If one thing is for sure, it is mitochondrion’s ascending career in late biology. Mitochondria are the power centers of the eukariotic cell and eventually tell the nucleus what to do next: die or live. Mitos do not exist stably as distinct, individual, autonomous organelles according to new results, but form a highly dynamic semi-tubular network.
Mitochondria are bacterium size, membrane-bound organelles in the eukaryotic cell and were descended from prokaryotic endosymbionts about two billion years ago.
Mitos are the main energy supplier, the power centers of the eukariotic cell, in the form of ATP, the vast majority of cellular Reactive Oxigen Species (ROS, oxidants), approximately 90% can be traced back to the mitochondria. The main apoptotic signals of programmed cell death come from there, so eventually mitochondria tell the cell (i.e. the nucleus) what to do next: die or live.

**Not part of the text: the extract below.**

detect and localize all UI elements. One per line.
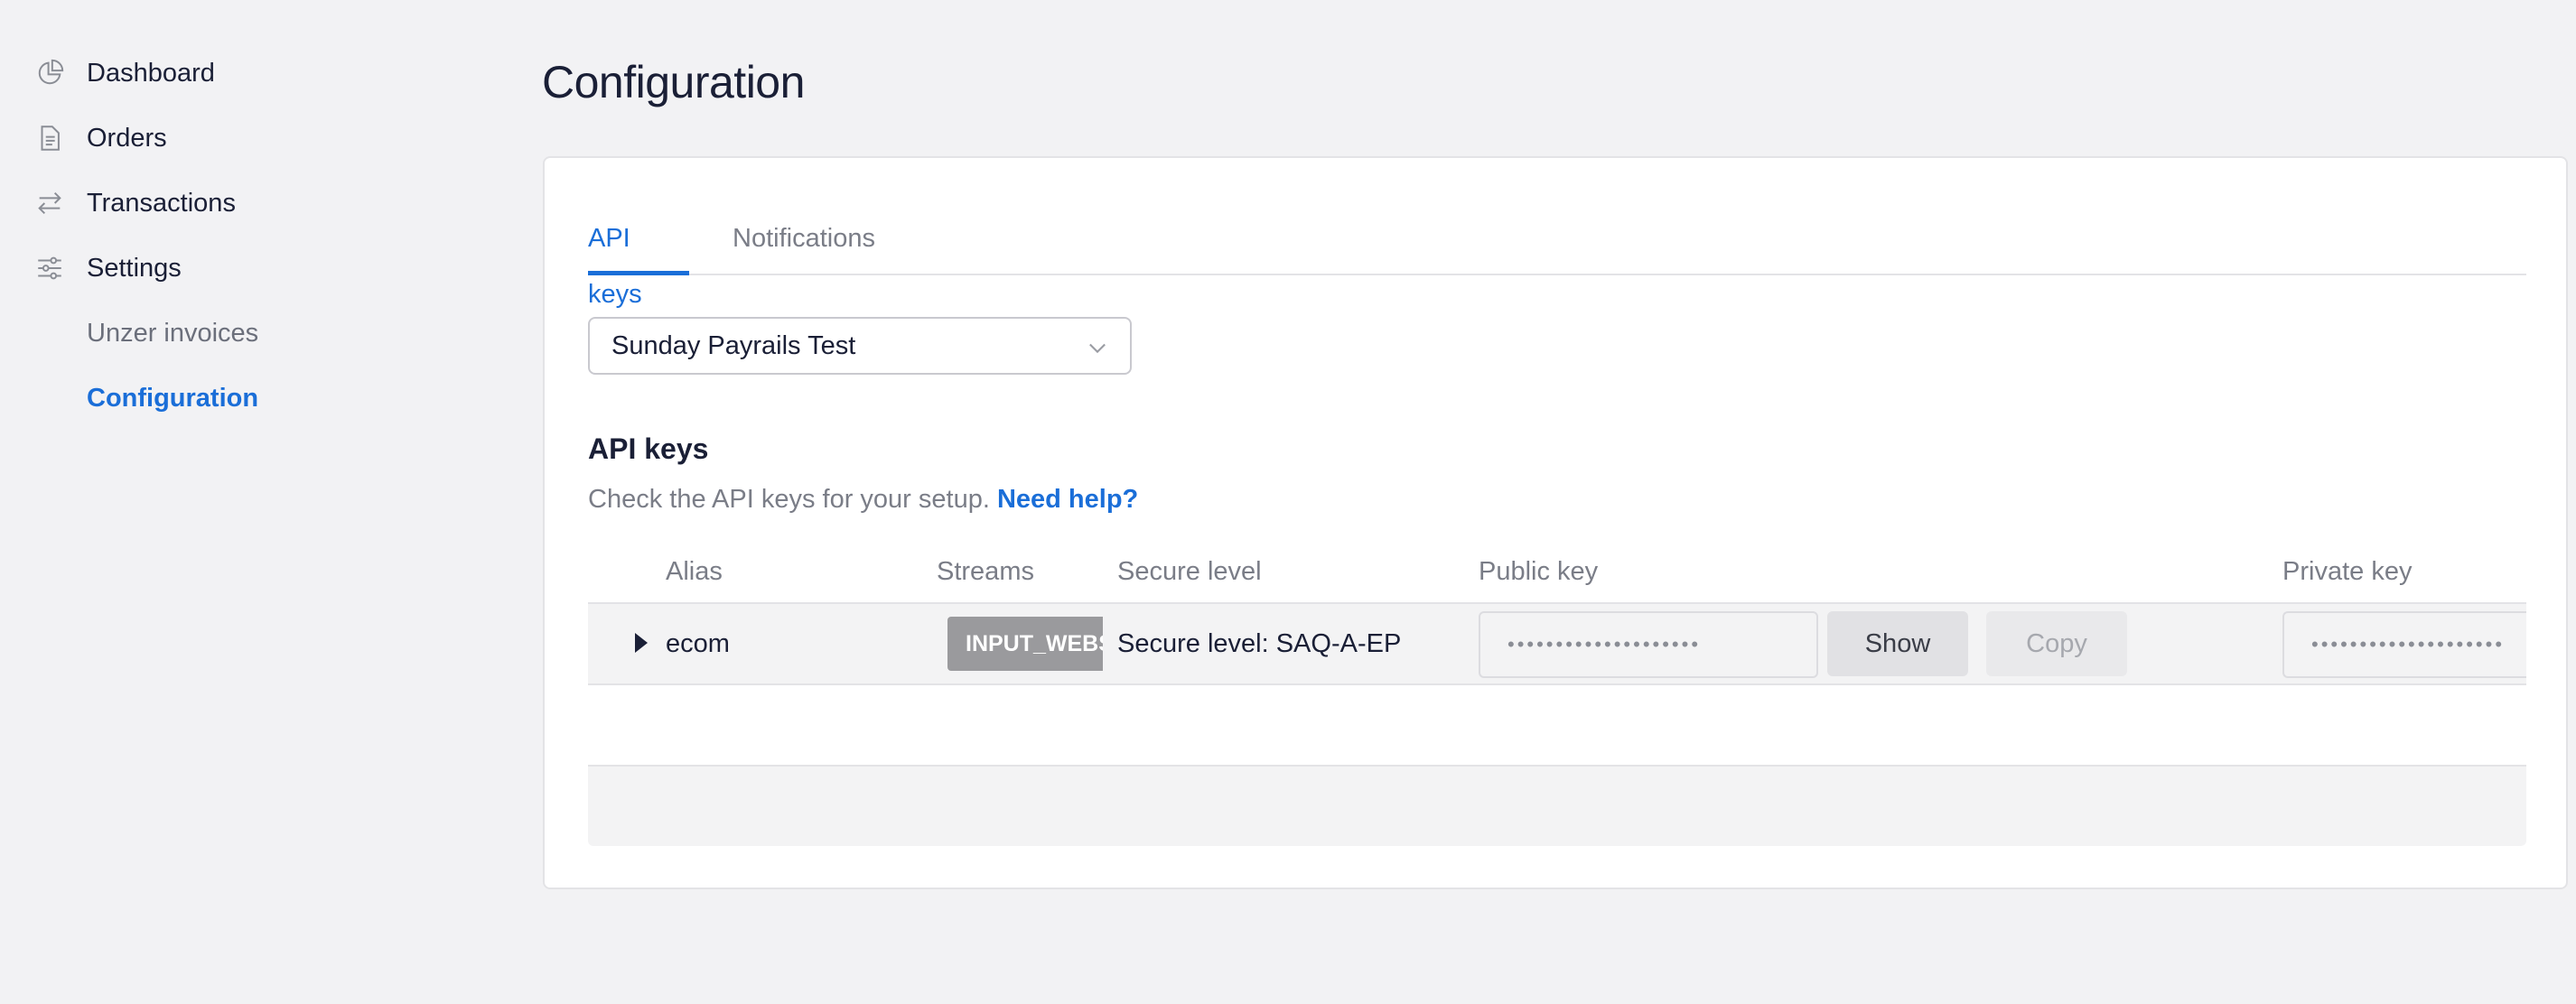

In the past decade a new concept of mitochondrial presence and spatial distribution in the host cell was articulated based on microscopy observation, which suggested the fusion and fission of different mitochondria: the mitochondrial network concept. Mitochondria form a highly dynamic semi-tubular network in the cell, the morphology of which is regulated by movements along the cytoskeleton and the balance of mitochondrial fusion and fission events. Recent developments identified some essential protein players in fusion and fission machinery of mitochondria in eukaryotic cells, like GTPases, Mfn1, Mfn2 in fusion and Drp1 in fragmentation. According to the new network mitochondrion concept, mitochondria do not exist stably as distinct, individual, autonomous organelles. Rather, mitochondria form a network within cells; their continous fusion and fission is a highly dynamic process, adapting to the role the mitochondrion actually has in the cell. Increasing results confirm the role of mitochondrial fission and fragmentation in most forms of apoptosis, even as a cause. This suggests that fragmented mitochondria are in a „bad“ condition, under oxidative stress. Conversely, for example fragmentation of mitochondria in hippocampal neurons seems to have a role in the proper function of neuronal protrusions. On the other hand, mitochondrial fusion is thought to have a role in the maintenance of correct mitochondrial function.

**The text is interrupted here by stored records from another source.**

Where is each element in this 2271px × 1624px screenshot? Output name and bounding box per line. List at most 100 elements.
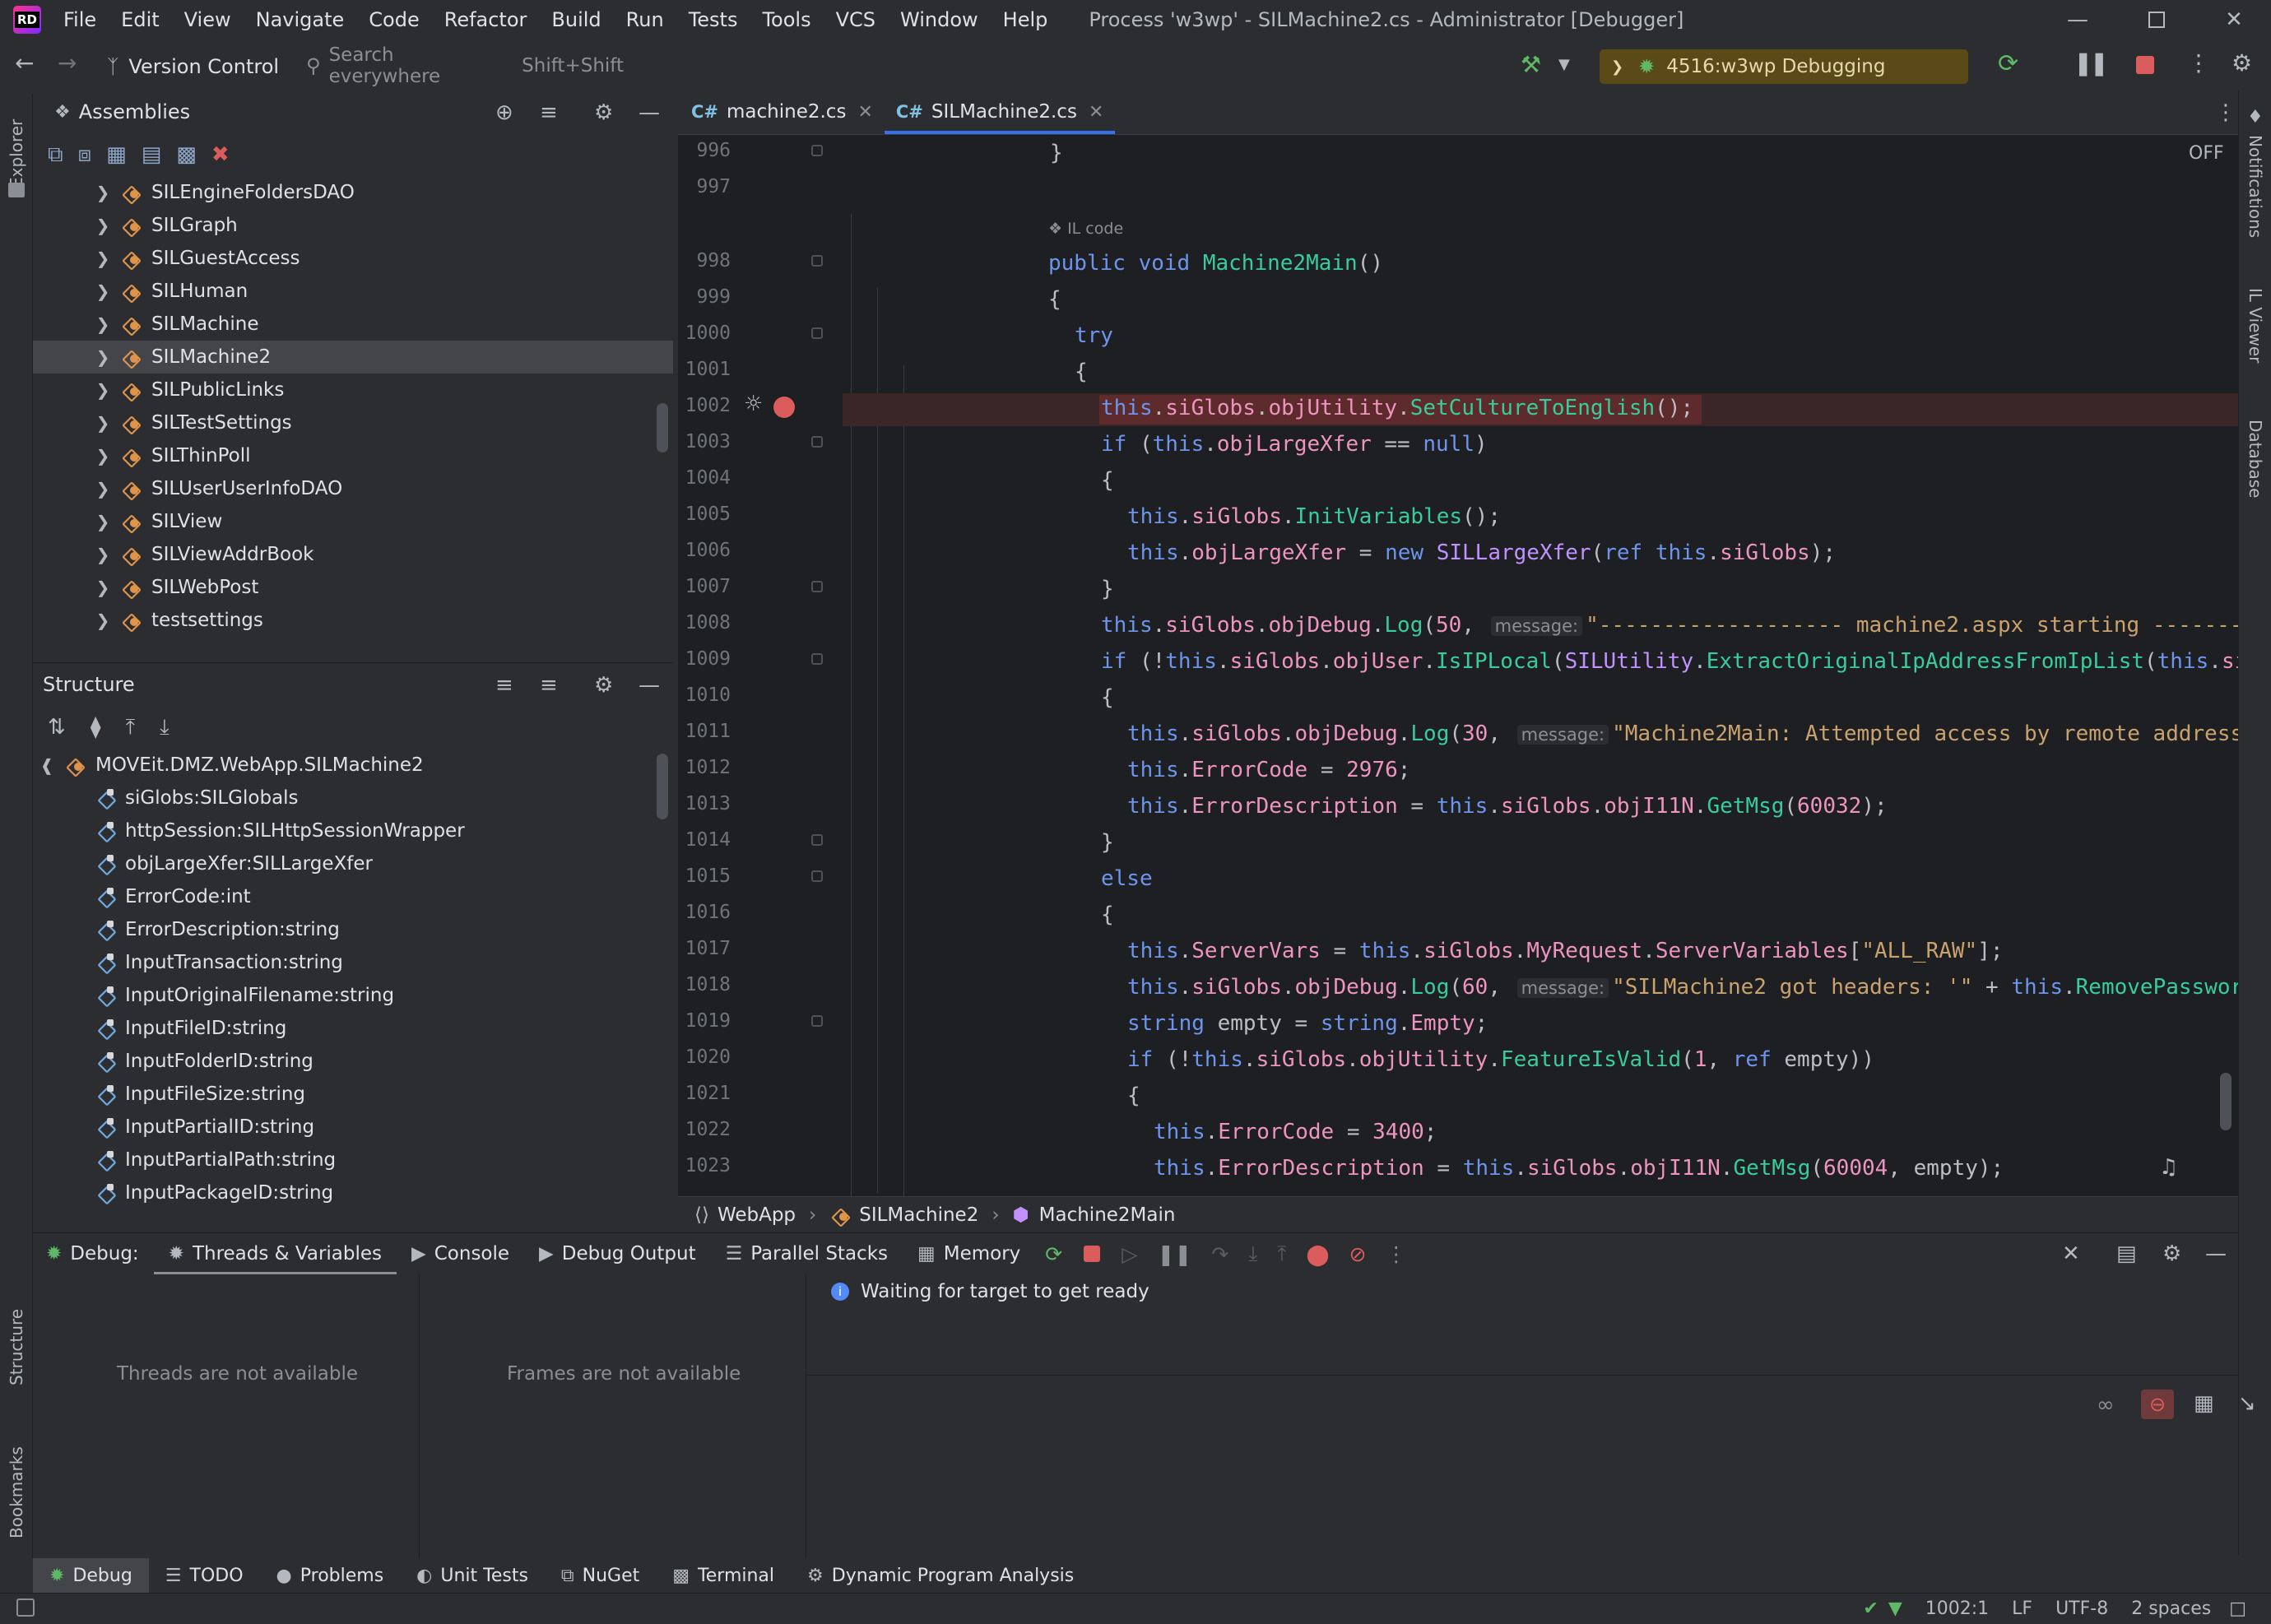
structure-member[interactable]: InputOriginalFilename:string [33,979,673,1012]
step-out-icon[interactable]: ⤒ [1277,1241,1286,1266]
tool-nuget[interactable]: ⧉ NuGet [545,1558,656,1593]
layout-toggle-icon[interactable] [16,1598,35,1617]
structure-member[interactable]: InputFileID:string [33,1012,673,1045]
chevron-right-icon[interactable]: ❯ [94,248,112,268]
fold-marker[interactable] [811,1015,823,1027]
close-tab-icon[interactable]: ✕ [1089,102,1103,123]
glasses-watch-icon[interactable]: ∞ [2097,1393,2115,1418]
breakpoint-icon[interactable] [773,397,795,418]
stop-evaluation-icon[interactable]: ⊖ [2141,1390,2174,1419]
close-icon[interactable]: ✕ [2062,1241,2080,1266]
tab-threads-variables[interactable]: ✹ Threads & Variables [153,1233,397,1274]
check-icon[interactable]: ✔ [1863,1598,1878,1619]
scroll-to-source-icon[interactable]: ⤓ [160,715,170,740]
gear-icon[interactable]: ⚙ [594,673,613,698]
inlay-hints-off-toggle[interactable]: OFF [2189,143,2224,164]
menu-refactor[interactable]: Refactor [432,8,540,31]
vcs-status-icon[interactable]: ▼ [1888,1598,1902,1619]
fold-marker[interactable] [811,581,823,592]
fold-marker[interactable] [811,145,823,156]
close-tab-icon[interactable]: ✕ [857,102,872,123]
chevron-down-icon[interactable]: ❰ [38,755,56,775]
structure-member[interactable]: InputPartialPath:string [33,1144,673,1176]
tree-item[interactable]: ❯ SILUserUserInfoDAO [33,472,673,505]
run-configuration-selector[interactable]: ❯ ✹ 4516:w3wp Debugging [1600,49,1968,84]
tree-item[interactable]: ❯ SILWebPost [33,571,673,604]
editor-scrollbar[interactable] [2220,1073,2232,1130]
gear-icon[interactable]: ⚙ [2162,1241,2181,1266]
tree-item[interactable]: ❯ SILThinPoll [33,439,673,472]
menu-tests[interactable]: Tests [676,8,750,31]
menu-code[interactable]: Code [356,8,431,31]
structure-stripe-button[interactable]: Structure [7,1270,26,1385]
menu-edit[interactable]: Edit [109,8,171,31]
menu-tools[interactable]: Tools [750,8,823,31]
chevron-right-icon[interactable]: ❯ [94,578,112,597]
structure-root[interactable]: ❰ MOVEit.DMZ.WebApp.SILMachine2 [33,749,673,782]
bookmarks-stripe-button[interactable]: Bookmarks [7,1423,26,1538]
tab-memory[interactable]: ▦ Memory [903,1233,1035,1274]
menu-run[interactable]: Run [614,8,676,31]
tree-item[interactable]: ❯ SILViewAddrBook [33,538,673,571]
fold-marker[interactable] [811,255,823,267]
chevron-right-icon[interactable]: ❯ [94,479,112,499]
chevron-right-icon[interactable]: ❯ [94,446,112,466]
hide-panel-icon[interactable]: — [639,673,660,698]
reader-mode-icon[interactable]: ♫ [2159,1155,2178,1180]
chevron-right-icon[interactable]: ❯ [94,216,112,235]
breadcrumb-item[interactable]: WebApp [718,1204,796,1226]
indent-setting[interactable]: 2 spaces [2131,1598,2211,1619]
tree-item[interactable]: ❯ SILPublicLinks [33,374,673,406]
chevron-right-icon[interactable]: ❯ [94,512,112,531]
structure-member[interactable]: InputFileSize:string [33,1078,673,1111]
tool-terminal[interactable]: ▩ Terminal [656,1558,791,1593]
pause-icon[interactable]: ❚❚ [2074,49,2109,77]
chevron-right-icon[interactable]: ❯ [94,545,112,564]
menu-navigate[interactable]: Navigate [244,8,357,31]
locate-icon[interactable]: ⊕ [495,100,513,125]
collapse-all-icon[interactable]: ≡ [540,673,558,698]
tool-todo[interactable]: ☰ TODO [149,1558,260,1593]
back-arrow-icon[interactable]: ← [15,49,34,77]
resume-icon[interactable]: ▷ [1122,1242,1137,1266]
notifications-stripe-button[interactable]: Notifications [2245,135,2265,267]
file-encoding[interactable]: UTF-8 [2055,1598,2108,1619]
editor-gutter[interactable]: 996 997 998 999 1000 1001 1002 1003 1004… [678,135,843,1196]
collapse-all-icon[interactable]: ≡ [540,100,558,125]
tab-parallel-stacks[interactable]: ☰ Parallel Stacks [711,1233,903,1274]
minimize-button[interactable]: — [2041,0,2115,39]
version-control-button[interactable]: ᛉ Version Control [107,51,279,82]
tab-silmachine2-cs[interactable]: C# SILMachine2.cs ✕ [884,90,1116,134]
add-assembly-icon[interactable]: ⧉ [48,142,63,168]
breadcrumb-item[interactable]: Machine2Main [1039,1204,1176,1226]
structure-member[interactable]: InputPartialID:string [33,1111,673,1144]
structure-scrollbar[interactable] [657,754,668,819]
chevron-right-icon[interactable]: ❯ [94,314,112,334]
chevron-right-icon[interactable]: ❯ [94,347,112,367]
rerun-icon[interactable]: ⟳ [1045,1242,1062,1266]
tab-options-icon[interactable]: ⋮ [2215,100,2236,125]
more-vertical-icon[interactable]: ⋮ [1386,1242,1406,1266]
fold-marker[interactable] [811,653,823,665]
structure-member[interactable]: ErrorCode:int [33,880,673,913]
calculator-icon[interactable]: ▦ [2194,1391,2214,1416]
scroll-from-source-icon[interactable]: ⤒ [126,715,136,740]
structure-member[interactable]: siGlobs:SILGlobals [33,782,673,814]
build-dropdown-icon[interactable]: ▼ [1558,56,1570,73]
tree-item-selected[interactable]: ❯ SILMachine2 [33,341,673,374]
tree-item[interactable]: ❯ SILView [33,505,673,538]
explorer-stripe-button[interactable]: Explorer [7,105,26,188]
assembly-list-icon[interactable]: ▦ [106,142,127,167]
fold-marker[interactable] [811,870,823,882]
tab-machine2-cs[interactable]: C# machine2.cs ✕ [678,90,885,134]
structure-member[interactable]: ErrorDescription:string [33,913,673,946]
tool-debug[interactable]: ✹ Debug [33,1558,149,1593]
menu-help[interactable]: Help [991,8,1061,31]
mute-breakpoints-icon[interactable]: ⊘ [1349,1242,1366,1266]
hide-panel-icon[interactable]: — [2205,1241,2227,1266]
structure-member[interactable]: InputPackageID:string [33,1176,673,1209]
tree-item[interactable]: ❯ SILMachine [33,308,673,341]
tree-item[interactable]: ❯ SILGuestAccess [33,242,673,275]
open-from-list-icon[interactable]: ⧈ [78,142,92,168]
tree-item[interactable]: ❯ SILTestSettings [33,406,673,439]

So if you ask a cell, what she intends to do, you’d better ask and take a look at her mitochondria first.
In regenerative medicine mitochondria’s role will be much more important as we become more and more familiar with their tricks. In my opinion a whole new and powerful subfield will arise in biomedicine, organellar therapy, which is subcellular (not cell transplantation) and supramolecular (not classical pharmacology).
Picture: (Human stem cell stained with Mitotracker Red, which specifically bind to mitochondria, visualized in a black-and-white retro style. You can see the mitochondrial structure of the cell, mitochondria in an elongated form. Author’s shot.)